Our Guide to Preserving Fruits in the Late Summer and Early Autumn

Our Guide to Preserving Fruits in the Late Summer and Early Autumn
7 September 2023 Hampshire Cheese Co

The summer may nearly be over but there is still an abundance of fruit in season and, as any keen gardener will know, there’s usually a lot of excess to use up after harvesting. During September you may find yourself with lots of apples, pears, figs or plums and, as we move into October, maybe quinces as well.

Whether pickling, fermenting or making jams and chutneys, preserving is a lovely way to use up a glut of fruit which you can enjoy later in the year. Most recipes require minimal prep and although they may take a while to cook you don’t usually need to spend the entire time stirring a pot on the stove. Preserved fruit makes a wonderful accompaniment to cheese and can be used on your autumn cheeseboards alongside a variety of different cheeses. They also make lovely handmade gifts!


Fermentation has grown in popularity over the last couple of years with things like kefir, kimchi and sauerkraut popping up everywhere, from restaurant menus to supermarket shelves. Not only do fermented fruits and vegetables make a great accompaniment for cheeseboards, but they are also brilliant for your gut health and microbiome.

There are many different recipes online that you can use to create fermented fruits or vegetables that would be a great accompaniment to your cheeseboard. Alternatively, if you don’t fancy trying the art of fermentation at home you can get lots of different fermented products in supermarkets or delis. We love the Edinburgh Fermentarium who hand ferment their vegetables naturally in small batches to create a selection of delicious condiments that make the perfect accompaniment to your meals and cheeseboards. Their products are available in delis throughout Scotland and to buy online throughout the UK. We think the Braw Slaw pairs perfectly with our cheeses.


Perhaps slightly less fashionable nowadays compared to fermenting and pickling, the humble chutney will elevate any cheeseboard. Traditionally made with apples and pears as a base, they are a great way to use up fruit. If you are lucky enough to have a fruit tree in your garden you will likely have lots of these fruits in the late summer and early autumn.

Chutneys aren’t difficult to make but the golden rule is, let the chutney mellow in flavour for at least three months before consuming. They tend to be highly acidic (from the large volume of vinegar) but will soften in flavour as the chutney matures.

Here is our recipe for ‘Spiced Pear and Calvados Chutney’ that pairs beautifully with our cheeses.

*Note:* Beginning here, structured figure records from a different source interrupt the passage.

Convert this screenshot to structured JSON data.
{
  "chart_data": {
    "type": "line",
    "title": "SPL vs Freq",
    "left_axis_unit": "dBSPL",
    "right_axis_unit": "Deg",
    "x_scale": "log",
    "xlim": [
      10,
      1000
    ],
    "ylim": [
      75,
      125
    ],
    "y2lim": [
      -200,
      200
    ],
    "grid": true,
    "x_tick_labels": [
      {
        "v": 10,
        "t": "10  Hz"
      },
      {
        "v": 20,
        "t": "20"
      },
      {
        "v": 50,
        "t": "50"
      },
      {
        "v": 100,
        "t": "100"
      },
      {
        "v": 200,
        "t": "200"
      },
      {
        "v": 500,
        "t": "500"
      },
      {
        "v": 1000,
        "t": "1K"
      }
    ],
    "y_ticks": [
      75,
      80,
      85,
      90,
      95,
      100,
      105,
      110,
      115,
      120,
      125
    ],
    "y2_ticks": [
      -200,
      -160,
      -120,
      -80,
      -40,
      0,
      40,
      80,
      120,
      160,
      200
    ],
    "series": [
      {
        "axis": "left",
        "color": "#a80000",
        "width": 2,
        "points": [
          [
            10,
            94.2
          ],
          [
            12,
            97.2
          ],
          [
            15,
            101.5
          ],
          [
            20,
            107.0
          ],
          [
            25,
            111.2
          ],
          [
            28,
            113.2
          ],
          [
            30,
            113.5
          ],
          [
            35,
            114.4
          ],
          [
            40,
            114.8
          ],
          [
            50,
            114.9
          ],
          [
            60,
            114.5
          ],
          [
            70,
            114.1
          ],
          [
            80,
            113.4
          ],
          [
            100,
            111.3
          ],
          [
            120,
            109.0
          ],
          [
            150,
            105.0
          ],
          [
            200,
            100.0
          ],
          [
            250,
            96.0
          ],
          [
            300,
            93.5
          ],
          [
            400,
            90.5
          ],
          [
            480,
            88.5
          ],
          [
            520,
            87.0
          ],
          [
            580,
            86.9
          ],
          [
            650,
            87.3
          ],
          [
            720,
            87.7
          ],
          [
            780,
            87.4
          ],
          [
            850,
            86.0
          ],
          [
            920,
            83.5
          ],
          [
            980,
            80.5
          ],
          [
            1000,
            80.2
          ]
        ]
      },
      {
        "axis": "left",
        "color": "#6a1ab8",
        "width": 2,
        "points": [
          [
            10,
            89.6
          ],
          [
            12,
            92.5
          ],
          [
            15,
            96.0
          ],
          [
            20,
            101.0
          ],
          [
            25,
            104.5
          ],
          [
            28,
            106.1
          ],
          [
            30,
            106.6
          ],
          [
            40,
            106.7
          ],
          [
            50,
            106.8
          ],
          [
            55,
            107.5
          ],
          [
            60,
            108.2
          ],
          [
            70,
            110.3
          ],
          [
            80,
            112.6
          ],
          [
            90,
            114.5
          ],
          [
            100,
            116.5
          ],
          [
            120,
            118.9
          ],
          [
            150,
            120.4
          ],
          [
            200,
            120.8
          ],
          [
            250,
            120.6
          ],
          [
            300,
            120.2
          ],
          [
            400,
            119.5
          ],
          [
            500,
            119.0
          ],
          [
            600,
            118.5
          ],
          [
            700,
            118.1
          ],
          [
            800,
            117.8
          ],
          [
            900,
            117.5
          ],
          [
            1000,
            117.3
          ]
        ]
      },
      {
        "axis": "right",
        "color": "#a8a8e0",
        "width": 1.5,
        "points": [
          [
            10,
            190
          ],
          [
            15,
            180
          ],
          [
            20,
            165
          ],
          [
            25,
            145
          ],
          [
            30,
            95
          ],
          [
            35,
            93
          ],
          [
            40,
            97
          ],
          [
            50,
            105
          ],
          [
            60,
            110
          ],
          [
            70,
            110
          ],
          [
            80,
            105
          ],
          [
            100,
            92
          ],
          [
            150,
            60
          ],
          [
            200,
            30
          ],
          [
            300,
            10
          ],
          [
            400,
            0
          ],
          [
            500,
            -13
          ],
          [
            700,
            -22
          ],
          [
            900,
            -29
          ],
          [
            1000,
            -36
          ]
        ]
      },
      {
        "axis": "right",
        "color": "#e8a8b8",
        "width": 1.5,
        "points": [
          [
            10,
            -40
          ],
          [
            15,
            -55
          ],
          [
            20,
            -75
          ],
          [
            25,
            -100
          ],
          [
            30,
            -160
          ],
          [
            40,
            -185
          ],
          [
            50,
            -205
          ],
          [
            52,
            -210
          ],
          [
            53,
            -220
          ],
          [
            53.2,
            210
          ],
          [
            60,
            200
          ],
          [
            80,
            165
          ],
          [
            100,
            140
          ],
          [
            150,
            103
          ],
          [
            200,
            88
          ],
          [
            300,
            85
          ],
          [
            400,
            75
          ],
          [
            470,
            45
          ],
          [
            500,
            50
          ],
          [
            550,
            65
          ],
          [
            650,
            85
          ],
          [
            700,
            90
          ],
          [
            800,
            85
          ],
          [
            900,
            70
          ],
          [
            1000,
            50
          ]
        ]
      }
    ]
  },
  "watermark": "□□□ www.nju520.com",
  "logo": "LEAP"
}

If you make it soon it will be ready in time for your Christmas cheeseboard.

Spiced Pear and Calvados Chutney

180g demerara sugar

180ml cider vinegar

90ml pear cider

30ml Calvados or regular brandy

1 star anise

1 cinnamon stick

1tbsp glace ginger

3 red onions, finely chopped

8-10 pears, peeled and chopped into 1cm cubes

Add your sugar, vinegar, cider, brandy, spices and ginger to a large pot and bring to the boil.

Meanwhile prepare your onions and fruit and add to the pan once the liquid is boiling.

Simmer on a low heat for 40 minutes and then transfer to sterilised glass jars.


Softer fruits like plums and damsons are perfect for pickling or even steeping in alcohol and they make a great accompaniment for your cheeseboard too.

This is our recipe for pickled plums, but if you have damsons to use you can swap them out for the plums in this recipe.

Pickled Plums

250ml water

50ml gin

180ml white wine vinegar

125g demerara sugar

1 star anise

1 juniper berry

1 cardamon pod

1 punnet of plums

Pop all of your ingredients, bar the plums, into a small pan and bring to a simmer. Simmer for 10 minutes to cook off the alcohol and let the flavours develop.

Meanwhile, quarter your plums, removing the stone and pop into a sterilised jar. If you are using damsons you can halve instead of quarter.

Pour the hot pickling liquor over the plums in the jar, seal with a lid and leave to cool. Store in the fridge, your pickle will be ready in 2-3 days and will last up to 6 weeks in the fridge.

A note on sterilising jars

It is really easy to sterilise jars ready for your preserves and super important. You want to ensure your jars are perfectly clean so that no unwanted bacteria can make its way into your chutneys, pickles or ferments. All you need to do it preheat your oven to 120°C and wash your jars and lids in hot soapy water. Dry thoroughly with a clean tea towel, or leave to air dry, and transfer to your hot oven for 20 minutes.